Category: Digital Marketing | 2 min read

I used to think that conversions were the greatest thing that ever happened to digital marketing.

Instead of tweaking my campaigns to improve the CTR or hell, the reach of the ads, I instead was able to make improvements based on leads or even sales. This completely changed how I did all of my marketing. My consulting became focused entirely around this amazing concept.

If you knew the cost of your conversion, you could do a little extra math and even estimate the revenue or the margin of your digital marketing. Talk about an amazing way to sell people on digital! You couldn't point to a radio ad and say that ad at that time made us $x in revenue!

Except...

Time moved on

It isn't 2007 anymore. Digital marketing technology has gone WAY beyond just putting a tag on your thank you page. You can track almost anything you can imagine - from ecommerce to even long term B2B sales through your Salesforce setup (connected to analytics with custom events).

Sure, you might say, I'll move to that - my conversion will be a sale. Which I agree with you is cool, but what if... what if one sale was worth more than another? I'm not just talking about revenue by channel either.

LTV

You've probably heard life time value thrown around a bit but I'll give you a quick overview:

LTV is a calculation of the value of each of your customers. This metric can be measured by channel or by each individual customer. The theory is that some customers are better than others over time.

Retail is the easiest way to explain it: one customer, let's call her Jen, buys a TV. Later on she goes on to buy a cable for it, a stand, a bunch of other stuff. She also becomes a regular customer of the store, purchasing lots of other products over time from it.

Jack on the other hand buys only the TV and nothing else from the store.

Jen is obviously more valuable to your company than Jack.

Now if you look at the LTV of each you can look at things like where they came from. Jen maybe purchased the TV after seeing a display ad while Jack just saw a flyer showing it was on sale.

You might change how you do your advertising based on that information. Most companies are willing to pay more to acquire Jen if it means more profit in the long run.
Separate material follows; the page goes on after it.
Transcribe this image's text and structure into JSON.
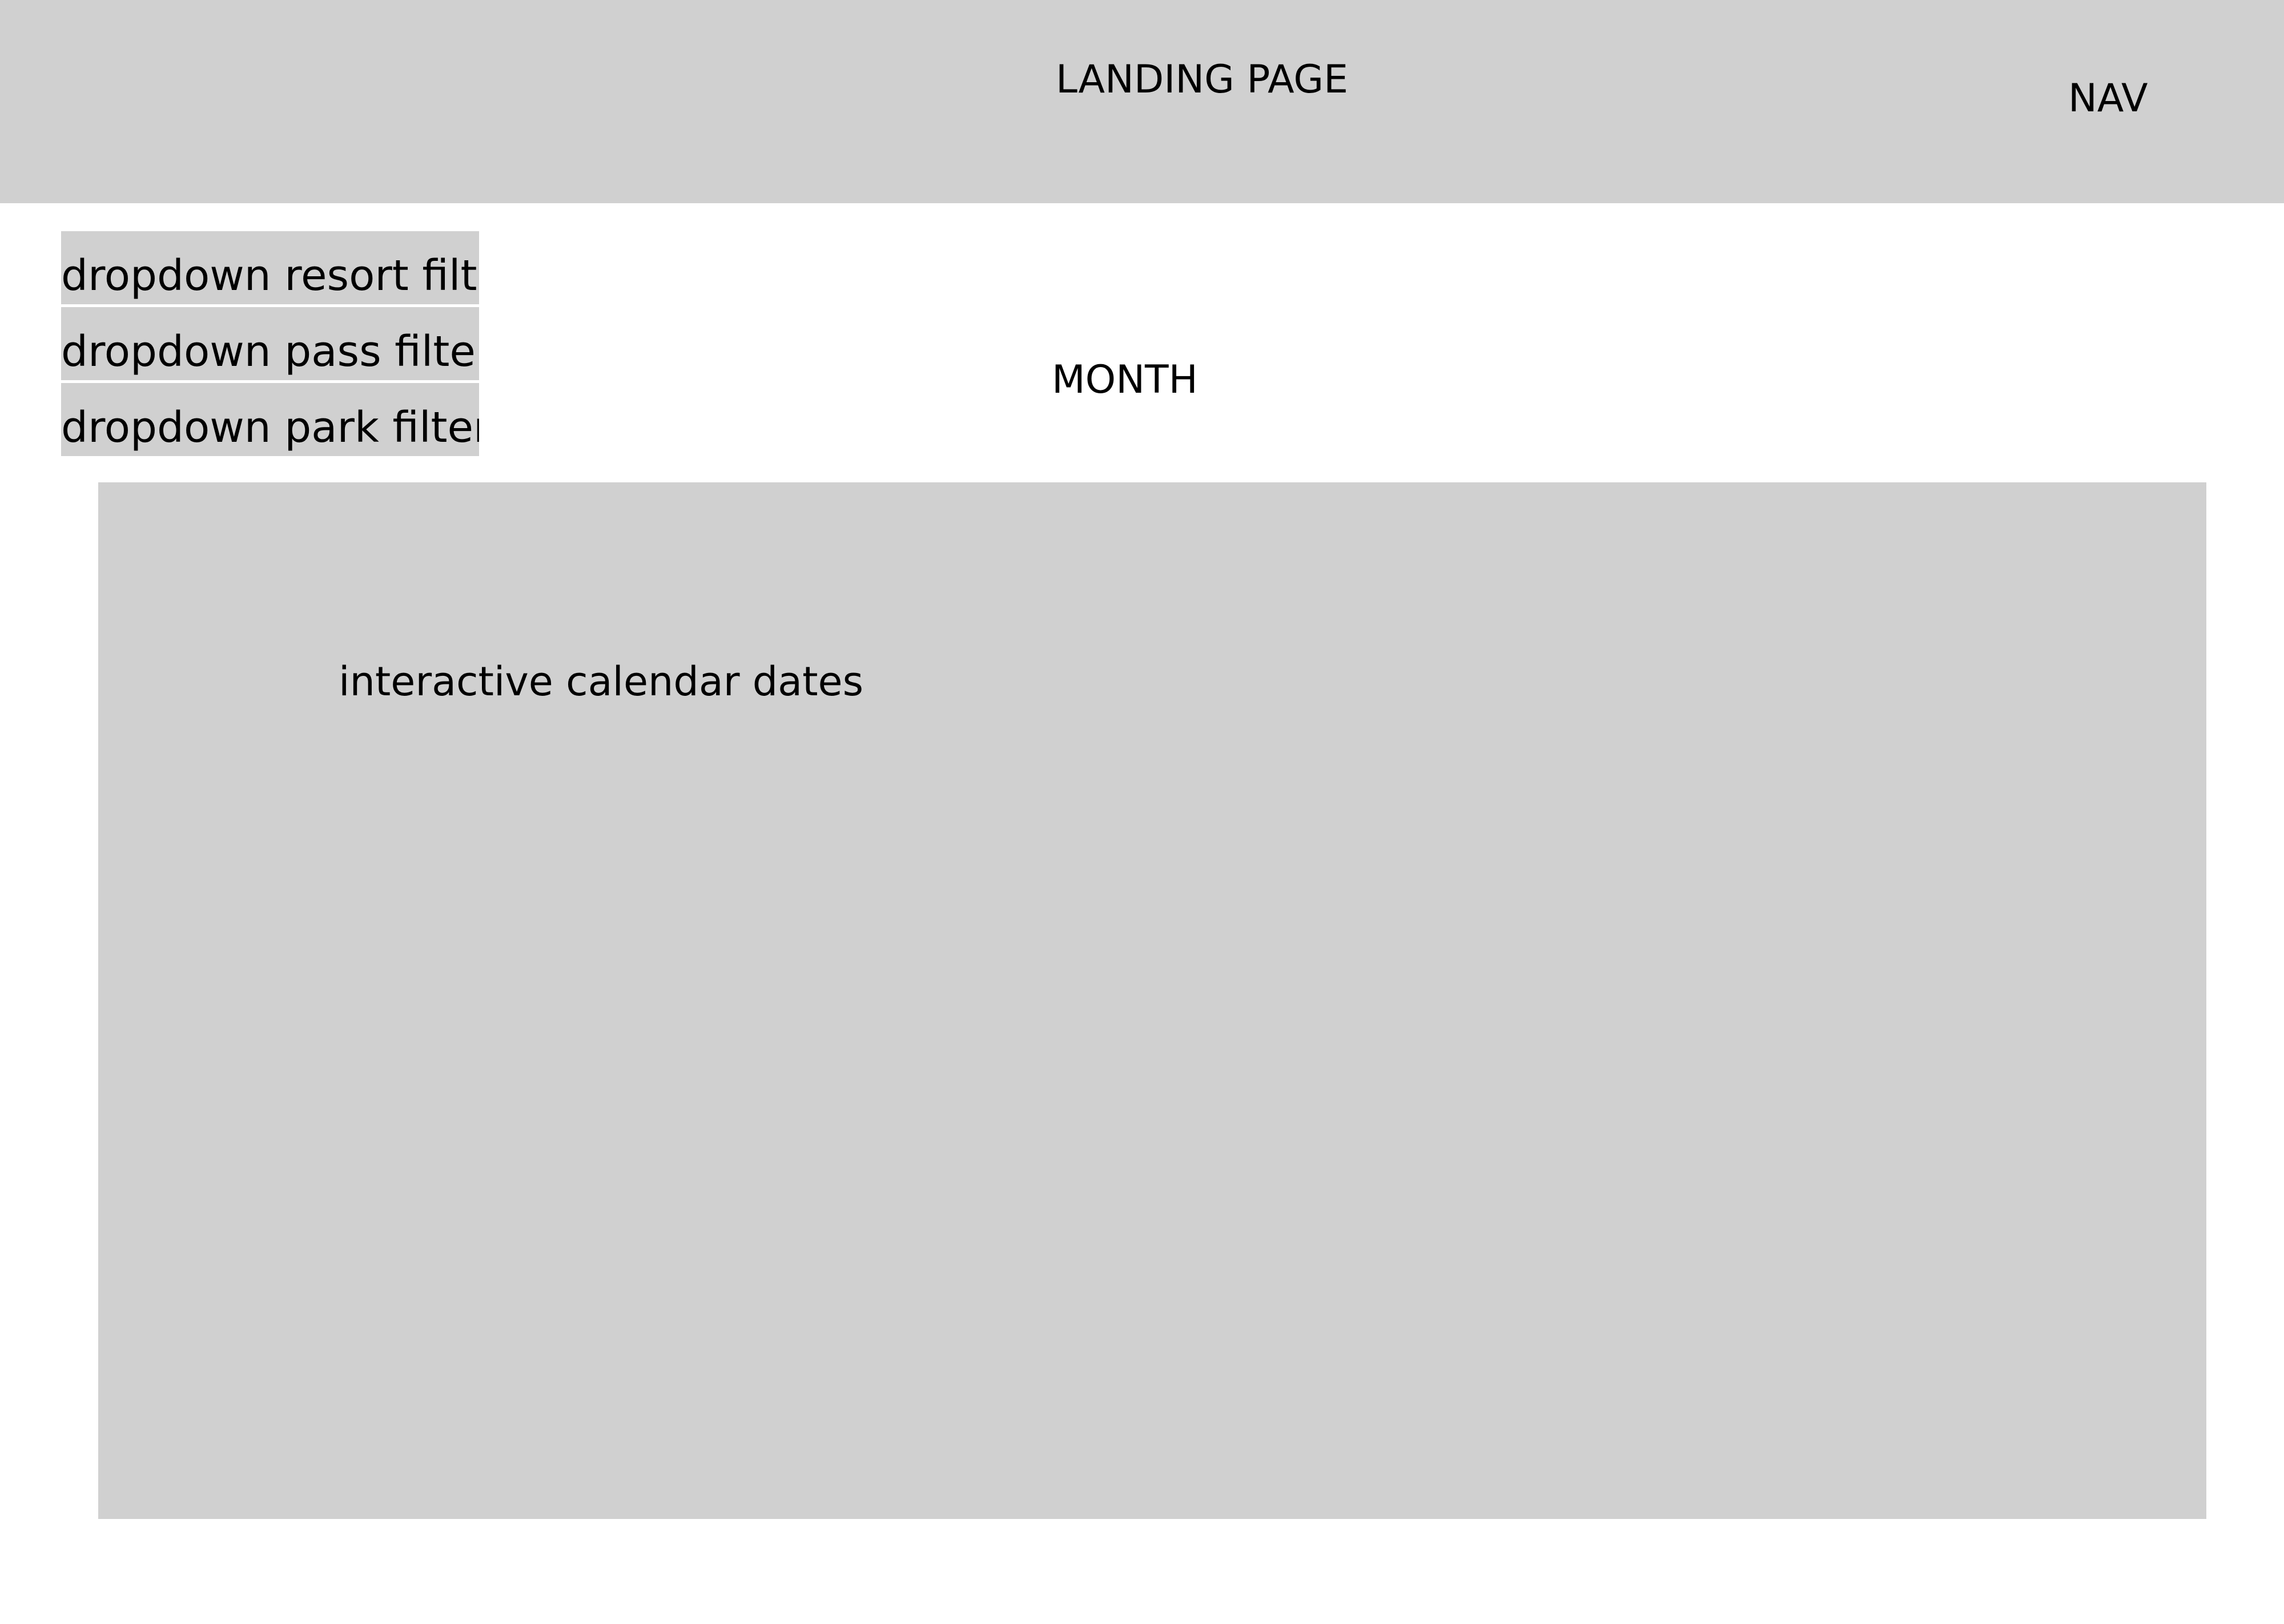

If you only use conversions as a metric, you could be getting a lot of Jack's and no Jens.

But I'm not in retail

You might say. Which is fair. I'm not in retail either but the same general concept applies. You need to find the actual value of your customer and attach it to the customer so you can measure all your marketing based on it.

Is an enterprise customer worth more than a small business? What about a customer that uses your "premium" features over the free ones?

The first step is to actually decide what "high value" even means. This is different depending on the business and something I've helped other companies with through consultations. It can take a lot of work but is very much worth it.

Once you have a calculation for value you can then improve your marketing using it, send it to machine learning systems to improve bidding and even create audiences (and suppression audiences) using it to vastly improve your marketing across the board.

What I'm saying is...

Focus on the value of your customers, find a way to measure it and use that for your marketing, not just conversions.